Prim's Algorithm

Prim's algorithm is a minimum spanning tree algorithm that takes a graph as input and finds the subset of the edges of that graph which

  • form a tree that includes every vertex
  • has the minimum sum of weights among all the trees that can be formed from the graph

How Prim's algorithm works

It falls under a class of algorithms called greedy algorithms which find the local optimum in the hopes of finding a global optimum.

We start from one vertex and keep adding edges with the lowest weight until we we reach our goal.
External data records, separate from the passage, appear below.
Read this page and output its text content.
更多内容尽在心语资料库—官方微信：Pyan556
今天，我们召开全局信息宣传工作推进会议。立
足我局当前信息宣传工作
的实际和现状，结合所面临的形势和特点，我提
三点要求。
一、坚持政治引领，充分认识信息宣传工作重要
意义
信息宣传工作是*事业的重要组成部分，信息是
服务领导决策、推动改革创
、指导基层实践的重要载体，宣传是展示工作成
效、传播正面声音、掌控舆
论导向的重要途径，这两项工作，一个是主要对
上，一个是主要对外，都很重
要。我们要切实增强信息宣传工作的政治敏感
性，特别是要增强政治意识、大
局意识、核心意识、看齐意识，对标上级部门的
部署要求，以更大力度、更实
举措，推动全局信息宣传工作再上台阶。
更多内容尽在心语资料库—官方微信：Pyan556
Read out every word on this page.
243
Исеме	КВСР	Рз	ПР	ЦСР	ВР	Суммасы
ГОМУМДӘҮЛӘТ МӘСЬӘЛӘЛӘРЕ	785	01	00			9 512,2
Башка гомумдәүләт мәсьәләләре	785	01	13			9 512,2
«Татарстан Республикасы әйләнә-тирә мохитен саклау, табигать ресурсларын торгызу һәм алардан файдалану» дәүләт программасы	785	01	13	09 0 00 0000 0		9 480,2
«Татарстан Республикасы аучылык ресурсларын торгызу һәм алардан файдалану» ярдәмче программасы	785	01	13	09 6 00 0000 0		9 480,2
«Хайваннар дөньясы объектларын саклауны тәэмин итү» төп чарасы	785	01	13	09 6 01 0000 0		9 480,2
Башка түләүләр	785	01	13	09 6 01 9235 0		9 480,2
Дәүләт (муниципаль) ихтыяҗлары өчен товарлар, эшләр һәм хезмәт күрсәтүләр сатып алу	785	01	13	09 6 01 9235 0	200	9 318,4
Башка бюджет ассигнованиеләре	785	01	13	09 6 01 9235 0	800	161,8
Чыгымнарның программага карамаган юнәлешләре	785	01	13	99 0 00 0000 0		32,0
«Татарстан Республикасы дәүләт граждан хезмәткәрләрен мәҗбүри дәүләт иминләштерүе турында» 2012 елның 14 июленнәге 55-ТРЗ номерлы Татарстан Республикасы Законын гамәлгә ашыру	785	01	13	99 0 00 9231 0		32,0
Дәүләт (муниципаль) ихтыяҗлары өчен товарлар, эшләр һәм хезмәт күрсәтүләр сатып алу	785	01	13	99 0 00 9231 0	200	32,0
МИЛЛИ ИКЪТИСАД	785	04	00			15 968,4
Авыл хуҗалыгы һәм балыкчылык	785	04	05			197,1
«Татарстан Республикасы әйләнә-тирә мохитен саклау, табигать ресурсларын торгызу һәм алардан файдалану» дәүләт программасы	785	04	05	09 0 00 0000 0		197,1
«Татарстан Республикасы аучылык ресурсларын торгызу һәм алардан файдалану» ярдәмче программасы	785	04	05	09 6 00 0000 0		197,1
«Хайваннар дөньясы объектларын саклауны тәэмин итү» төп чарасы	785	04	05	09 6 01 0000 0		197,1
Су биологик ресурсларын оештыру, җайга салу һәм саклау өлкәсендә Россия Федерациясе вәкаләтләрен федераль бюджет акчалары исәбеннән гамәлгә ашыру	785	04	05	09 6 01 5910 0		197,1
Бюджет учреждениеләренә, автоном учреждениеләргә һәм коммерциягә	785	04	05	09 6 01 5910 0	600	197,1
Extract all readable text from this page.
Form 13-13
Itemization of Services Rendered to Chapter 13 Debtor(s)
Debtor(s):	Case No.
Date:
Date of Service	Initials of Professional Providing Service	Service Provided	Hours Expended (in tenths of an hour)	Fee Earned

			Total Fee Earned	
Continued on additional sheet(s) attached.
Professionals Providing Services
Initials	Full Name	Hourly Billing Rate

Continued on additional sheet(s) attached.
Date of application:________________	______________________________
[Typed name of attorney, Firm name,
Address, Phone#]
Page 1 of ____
The steps for implementing Prim's algorithm are as follows:

  1. Initialize the minimum spanning tree with a vertex chosen at random.
  2. Find all the edges that connect the tree to new vertices, find the minimum and add it to the tree
  3. Keep repeating step 2 until we get a minimum spanning tree

Example of Prim's algorithm

prim's algorithm

Prim's Algorithm pseudocode

The pseudocode for prim's algorithm shows how we create two sets of vertices U and V-U. U contains the list of vertices that have been visited and V-U the list of vertices that haven't. One by one, we move vertices from set V-U to set U by connecting the least weight edge.

T = ∅;
U = { 1 };
while (U ≠ V)
    let (u, v) be the lowest cost edge such that u ∈ U and v ∈ V - U;
    T = T ∪ {(u, v)}
    U = U ∪ {v}

Prim's Algorithm Implementation in C++

The program below implements Prim's algorithm in C++.  Although adjacency matrix representation of graph is used, this algorithm can also be implemented using Adjacency List to improve its efficiency. 

#include <iostream>
#include <cstring>
using namespace std;
 
#define INF 9999999
 
// number of vertices in grapj
#define V 5
 
// create a 2d array of size 5x5
//for adjacency matrix to represent graph
 
int G[V][V] = {
  {0, 9, 75, 0, 0},
  {9, 0, 95, 19, 42},
  {75, 95, 0, 51, 66},
  {0, 19, 51, 0, 31},
  {0, 42, 66, 31, 0}
};
 
int main () {
 
  int no_edge;            // number of edge
 
  // create a array to track selected vertex
  // selected will become true otherwise false
  int selected[V];
  
 // set selected false initially
  memset (selected, false, sizeof (selected));
 
 // set number of edge to 0
  no_edge = 0;
 
  // the number of egde in minimum spanning tree will be
  // always less than (V -1), where V is number of vertices in
  //graph
 
  // choose 0th vertex and make it true
  selected[0] = true;
 
  int x;            //  row number
  int y;            //  col number
 
  // print for edge and weight
  cout << "Edge" << " : " << "Weight";
  cout << endl;
  while (no_edge < V - 1) {
 
  //For every vertex in the set S, find the all adjacent vertices
  // , calculate the distance from the vertex selected at step 1.
  // if the vertex is already in the set S, discard it otherwise
  //choose another vertex nearest to selected vertex  at step 1.
 
      int min = INF;
      x = 0;
      y = 0;
 
      for (int i = 0; i < V; i++) {
        if (selected[i]) {
            for (int j = 0; j < V; j++) {
              if (!selected[j] && G[i][j]) { // not in selected and there is an edge
                  if (min > G[i][j]) {
                      min = G[i][j];
                      x = i;
                      y = j;
                  }
     
              }
          }
        }
      }
      cout << x <<  " - " << y << " :  " << G[x][y];
      cout << endl;
      selected[y] = true;
      no_edge++;
    }
 
  return 0;
}

On running the above code, we get the output as:

Edge : Weight
0 - 1 :  9
1 - 3 :  19
3 - 4 :  31
3 - 2 :  51

Prim's vs Kruskal's Algorithm

Kruskal's algorithm is another popular minimum spanning tree algorithm that uses a different logic to find the MST of a graph. Instead of starting from an vertex, Kruskal's algorithm sorts all the edges from low weight to high and keeps adding the lowest edges, ignoring those edges that create a cycle.